# Percent Error (Simple Problem?)

• Oct 22nd 2008, 10:56 AM
jackbunny
Percent Error (Simple Problem?)
Hi, I'm new here, but I was looking for some help with a Calc problem and here I am. Odd thing about this problem is we worked it out in class, but when checking the answer it seems wrong. I talked to my calc teacher and she's stumped too, so can anyone see what's wrong here?

A surveyor is standing 50 feet from the base of a tree. He measures his angle of elevation to the top of the tree is 71.5 degrees. How accurately must he measure his angle of elevation to measure the within a 6% error.

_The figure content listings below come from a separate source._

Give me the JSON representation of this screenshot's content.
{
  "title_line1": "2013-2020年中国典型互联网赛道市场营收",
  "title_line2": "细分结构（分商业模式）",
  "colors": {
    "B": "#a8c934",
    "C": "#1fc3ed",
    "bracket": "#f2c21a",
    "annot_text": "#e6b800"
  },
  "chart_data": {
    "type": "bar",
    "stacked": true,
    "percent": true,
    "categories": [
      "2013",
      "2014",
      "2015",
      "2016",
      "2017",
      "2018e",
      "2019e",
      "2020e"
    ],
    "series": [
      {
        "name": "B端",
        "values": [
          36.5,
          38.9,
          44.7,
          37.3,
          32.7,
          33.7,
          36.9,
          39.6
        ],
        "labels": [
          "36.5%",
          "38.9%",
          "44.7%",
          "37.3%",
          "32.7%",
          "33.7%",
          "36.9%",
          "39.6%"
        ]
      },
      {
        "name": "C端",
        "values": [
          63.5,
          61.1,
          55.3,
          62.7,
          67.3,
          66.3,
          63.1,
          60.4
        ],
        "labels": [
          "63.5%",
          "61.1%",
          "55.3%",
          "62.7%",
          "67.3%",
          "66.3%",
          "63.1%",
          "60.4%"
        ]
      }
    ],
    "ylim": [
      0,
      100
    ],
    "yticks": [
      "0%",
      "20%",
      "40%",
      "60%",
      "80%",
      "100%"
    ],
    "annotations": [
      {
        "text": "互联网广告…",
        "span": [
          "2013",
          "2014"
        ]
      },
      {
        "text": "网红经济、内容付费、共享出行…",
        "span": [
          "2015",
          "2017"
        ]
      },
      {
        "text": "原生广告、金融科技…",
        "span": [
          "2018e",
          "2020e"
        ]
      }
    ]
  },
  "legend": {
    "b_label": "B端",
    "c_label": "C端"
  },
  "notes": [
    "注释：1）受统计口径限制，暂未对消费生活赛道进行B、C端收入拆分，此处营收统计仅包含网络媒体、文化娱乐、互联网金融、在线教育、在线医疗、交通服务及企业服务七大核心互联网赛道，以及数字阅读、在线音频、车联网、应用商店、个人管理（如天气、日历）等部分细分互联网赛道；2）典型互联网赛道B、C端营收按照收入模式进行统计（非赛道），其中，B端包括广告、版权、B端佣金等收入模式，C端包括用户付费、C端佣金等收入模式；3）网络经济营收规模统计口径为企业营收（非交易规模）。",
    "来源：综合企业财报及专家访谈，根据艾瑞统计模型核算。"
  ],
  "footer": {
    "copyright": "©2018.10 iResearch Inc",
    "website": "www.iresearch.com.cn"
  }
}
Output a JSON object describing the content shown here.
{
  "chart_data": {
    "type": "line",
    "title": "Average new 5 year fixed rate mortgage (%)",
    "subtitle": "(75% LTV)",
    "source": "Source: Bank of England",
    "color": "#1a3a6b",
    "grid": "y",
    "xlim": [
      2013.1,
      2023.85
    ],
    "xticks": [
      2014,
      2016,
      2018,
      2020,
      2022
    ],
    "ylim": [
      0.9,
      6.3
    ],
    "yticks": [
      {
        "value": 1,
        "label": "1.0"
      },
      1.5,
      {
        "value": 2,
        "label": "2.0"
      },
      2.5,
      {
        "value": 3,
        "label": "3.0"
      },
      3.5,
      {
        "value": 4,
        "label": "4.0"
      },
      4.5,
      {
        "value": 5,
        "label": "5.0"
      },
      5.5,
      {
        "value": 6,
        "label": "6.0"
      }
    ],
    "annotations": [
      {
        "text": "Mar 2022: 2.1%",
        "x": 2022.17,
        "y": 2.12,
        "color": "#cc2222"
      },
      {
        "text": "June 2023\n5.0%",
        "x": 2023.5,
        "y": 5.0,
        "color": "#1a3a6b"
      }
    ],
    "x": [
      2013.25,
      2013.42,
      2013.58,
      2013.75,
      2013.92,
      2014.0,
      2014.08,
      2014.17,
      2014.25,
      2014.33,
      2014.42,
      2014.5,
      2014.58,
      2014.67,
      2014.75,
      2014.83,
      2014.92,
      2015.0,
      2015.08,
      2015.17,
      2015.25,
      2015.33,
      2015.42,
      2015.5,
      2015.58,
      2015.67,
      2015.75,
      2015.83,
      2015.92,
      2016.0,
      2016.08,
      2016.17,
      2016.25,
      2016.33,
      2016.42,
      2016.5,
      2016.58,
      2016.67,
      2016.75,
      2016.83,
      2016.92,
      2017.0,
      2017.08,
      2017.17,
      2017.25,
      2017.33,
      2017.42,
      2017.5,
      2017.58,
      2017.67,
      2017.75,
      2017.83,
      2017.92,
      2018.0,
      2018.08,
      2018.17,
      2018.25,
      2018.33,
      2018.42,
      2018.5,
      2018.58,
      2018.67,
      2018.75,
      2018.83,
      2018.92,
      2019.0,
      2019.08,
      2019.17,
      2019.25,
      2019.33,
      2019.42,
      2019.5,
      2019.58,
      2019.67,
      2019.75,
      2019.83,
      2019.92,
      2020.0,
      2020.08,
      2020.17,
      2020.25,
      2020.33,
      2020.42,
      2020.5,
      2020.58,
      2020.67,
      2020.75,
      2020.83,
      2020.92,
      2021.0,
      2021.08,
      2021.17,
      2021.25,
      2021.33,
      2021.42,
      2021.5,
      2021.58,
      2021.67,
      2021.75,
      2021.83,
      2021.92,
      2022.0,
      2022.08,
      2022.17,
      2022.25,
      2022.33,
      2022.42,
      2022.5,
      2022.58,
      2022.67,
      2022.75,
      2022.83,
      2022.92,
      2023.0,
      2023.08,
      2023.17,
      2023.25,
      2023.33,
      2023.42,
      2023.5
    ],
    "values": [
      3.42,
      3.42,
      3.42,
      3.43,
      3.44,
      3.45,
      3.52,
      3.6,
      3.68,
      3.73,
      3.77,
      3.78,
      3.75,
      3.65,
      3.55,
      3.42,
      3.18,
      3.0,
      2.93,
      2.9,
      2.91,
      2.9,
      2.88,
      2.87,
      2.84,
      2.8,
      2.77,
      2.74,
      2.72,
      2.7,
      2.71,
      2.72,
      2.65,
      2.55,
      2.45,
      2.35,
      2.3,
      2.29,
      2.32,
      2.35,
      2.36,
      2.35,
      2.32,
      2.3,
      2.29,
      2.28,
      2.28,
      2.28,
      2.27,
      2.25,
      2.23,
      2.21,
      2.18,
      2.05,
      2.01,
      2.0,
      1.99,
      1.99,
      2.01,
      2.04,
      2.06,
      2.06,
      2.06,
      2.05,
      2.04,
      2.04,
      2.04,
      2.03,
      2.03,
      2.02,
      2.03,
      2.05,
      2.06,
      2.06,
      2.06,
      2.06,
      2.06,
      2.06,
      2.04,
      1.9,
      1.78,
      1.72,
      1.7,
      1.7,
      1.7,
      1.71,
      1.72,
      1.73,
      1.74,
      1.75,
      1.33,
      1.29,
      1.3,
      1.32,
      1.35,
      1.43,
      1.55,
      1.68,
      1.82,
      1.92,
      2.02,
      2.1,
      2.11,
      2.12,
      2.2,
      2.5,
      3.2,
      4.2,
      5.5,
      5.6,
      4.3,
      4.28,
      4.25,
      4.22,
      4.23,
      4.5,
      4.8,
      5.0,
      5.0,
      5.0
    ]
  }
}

This is what I did. Set up a triangle and get

$h = 50tan(a)$

Differentiating the equation I wind up with

$dh/da = 50sec^2(a)$

Because we want dh/h to be less than 6% I set dh = .06h
A little algebra gives me :

$da = dh/(50sec^2(a)) = .06h/(50*sec^2(a))$
$
da = (.06*50tan(a))/(50sec^2(a))
$

Cancelling the 50's and converting the

$sec^2$ to $1/cos^2$

I get

$
da = .06tan(a)cos^2(a)
$

Exact height at 71.5 degrees would come out to be 149.4342.

Plugging in 71.5 my da comes out to be roughly .0181
At first I thought this was degrees which gives no where near a 6% differences in the height. Then I thought it was radians. Converting .0181 from radians to degrees gives 1.03 degree difference. Applying this gives a 6.3% difference in height.. which is close, but it's still over my tolerance.

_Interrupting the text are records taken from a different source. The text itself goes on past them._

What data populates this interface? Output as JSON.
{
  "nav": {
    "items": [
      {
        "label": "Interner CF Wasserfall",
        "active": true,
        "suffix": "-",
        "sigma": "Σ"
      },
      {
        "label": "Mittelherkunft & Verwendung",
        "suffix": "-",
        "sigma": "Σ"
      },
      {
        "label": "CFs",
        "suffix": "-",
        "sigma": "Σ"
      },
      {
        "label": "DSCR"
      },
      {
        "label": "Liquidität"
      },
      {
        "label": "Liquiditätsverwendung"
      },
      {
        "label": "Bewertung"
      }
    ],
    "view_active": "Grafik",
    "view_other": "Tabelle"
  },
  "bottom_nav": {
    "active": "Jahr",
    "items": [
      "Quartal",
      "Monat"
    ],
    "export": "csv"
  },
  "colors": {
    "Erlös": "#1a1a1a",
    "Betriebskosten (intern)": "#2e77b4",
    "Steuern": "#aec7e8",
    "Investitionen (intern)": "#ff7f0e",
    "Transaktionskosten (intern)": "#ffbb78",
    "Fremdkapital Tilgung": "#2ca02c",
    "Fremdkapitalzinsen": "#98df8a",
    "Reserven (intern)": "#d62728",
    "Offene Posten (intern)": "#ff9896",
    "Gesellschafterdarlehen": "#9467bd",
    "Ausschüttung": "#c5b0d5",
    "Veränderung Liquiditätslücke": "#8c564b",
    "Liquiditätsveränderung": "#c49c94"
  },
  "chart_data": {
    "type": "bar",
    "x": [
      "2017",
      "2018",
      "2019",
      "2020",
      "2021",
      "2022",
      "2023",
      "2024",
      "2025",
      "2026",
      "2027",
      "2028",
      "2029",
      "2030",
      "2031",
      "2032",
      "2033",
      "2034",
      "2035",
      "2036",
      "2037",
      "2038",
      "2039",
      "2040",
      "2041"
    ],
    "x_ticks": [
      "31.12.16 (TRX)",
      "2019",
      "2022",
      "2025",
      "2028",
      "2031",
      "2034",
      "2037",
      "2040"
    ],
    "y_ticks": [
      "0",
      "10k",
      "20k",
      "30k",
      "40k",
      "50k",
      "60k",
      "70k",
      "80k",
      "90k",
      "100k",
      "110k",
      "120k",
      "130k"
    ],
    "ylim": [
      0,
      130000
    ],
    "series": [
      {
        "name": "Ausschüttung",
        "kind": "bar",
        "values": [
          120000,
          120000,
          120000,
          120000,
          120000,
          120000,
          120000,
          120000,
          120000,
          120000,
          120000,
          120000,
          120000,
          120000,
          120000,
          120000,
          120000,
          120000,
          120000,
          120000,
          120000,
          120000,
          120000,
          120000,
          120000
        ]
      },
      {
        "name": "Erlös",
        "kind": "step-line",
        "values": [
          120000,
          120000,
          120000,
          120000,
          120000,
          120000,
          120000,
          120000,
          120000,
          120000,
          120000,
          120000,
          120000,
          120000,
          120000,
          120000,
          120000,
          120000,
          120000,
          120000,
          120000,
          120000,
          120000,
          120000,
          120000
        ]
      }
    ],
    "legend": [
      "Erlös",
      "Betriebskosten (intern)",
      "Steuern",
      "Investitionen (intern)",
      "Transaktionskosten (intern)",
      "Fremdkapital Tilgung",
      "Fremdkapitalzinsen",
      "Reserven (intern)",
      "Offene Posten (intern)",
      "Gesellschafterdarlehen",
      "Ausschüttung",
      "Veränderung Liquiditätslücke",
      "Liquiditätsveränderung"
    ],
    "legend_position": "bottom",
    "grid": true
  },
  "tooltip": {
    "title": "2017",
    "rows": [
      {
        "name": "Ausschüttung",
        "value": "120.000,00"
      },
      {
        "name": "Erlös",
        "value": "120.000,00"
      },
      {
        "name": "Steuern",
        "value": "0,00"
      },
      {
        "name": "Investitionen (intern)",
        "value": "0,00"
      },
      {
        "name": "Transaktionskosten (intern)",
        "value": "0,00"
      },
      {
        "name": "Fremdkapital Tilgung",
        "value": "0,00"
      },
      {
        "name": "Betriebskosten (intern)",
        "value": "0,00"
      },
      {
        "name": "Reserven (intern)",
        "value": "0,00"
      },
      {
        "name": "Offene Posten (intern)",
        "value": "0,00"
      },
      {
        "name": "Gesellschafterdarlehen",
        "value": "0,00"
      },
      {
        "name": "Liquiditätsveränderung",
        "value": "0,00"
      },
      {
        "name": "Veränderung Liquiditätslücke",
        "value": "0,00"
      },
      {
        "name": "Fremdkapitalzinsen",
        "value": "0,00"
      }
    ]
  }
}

I know it's rubbish but i did discover that 1 - .0181 = .9819 which added to my 71.5 degrees and applied to the height equation gives me the 6% exactly, but I can't think of any logical reason I would want to subtract my result from 1.

Any help on this (admittedly long winded) post would be greatly appreciated. Thanks.
• Oct 23rd 2008, 05:55 AM
jackbunny
I hate to do it, but I'm going to give this a little bump in hopes someone will be able to help. Thanks.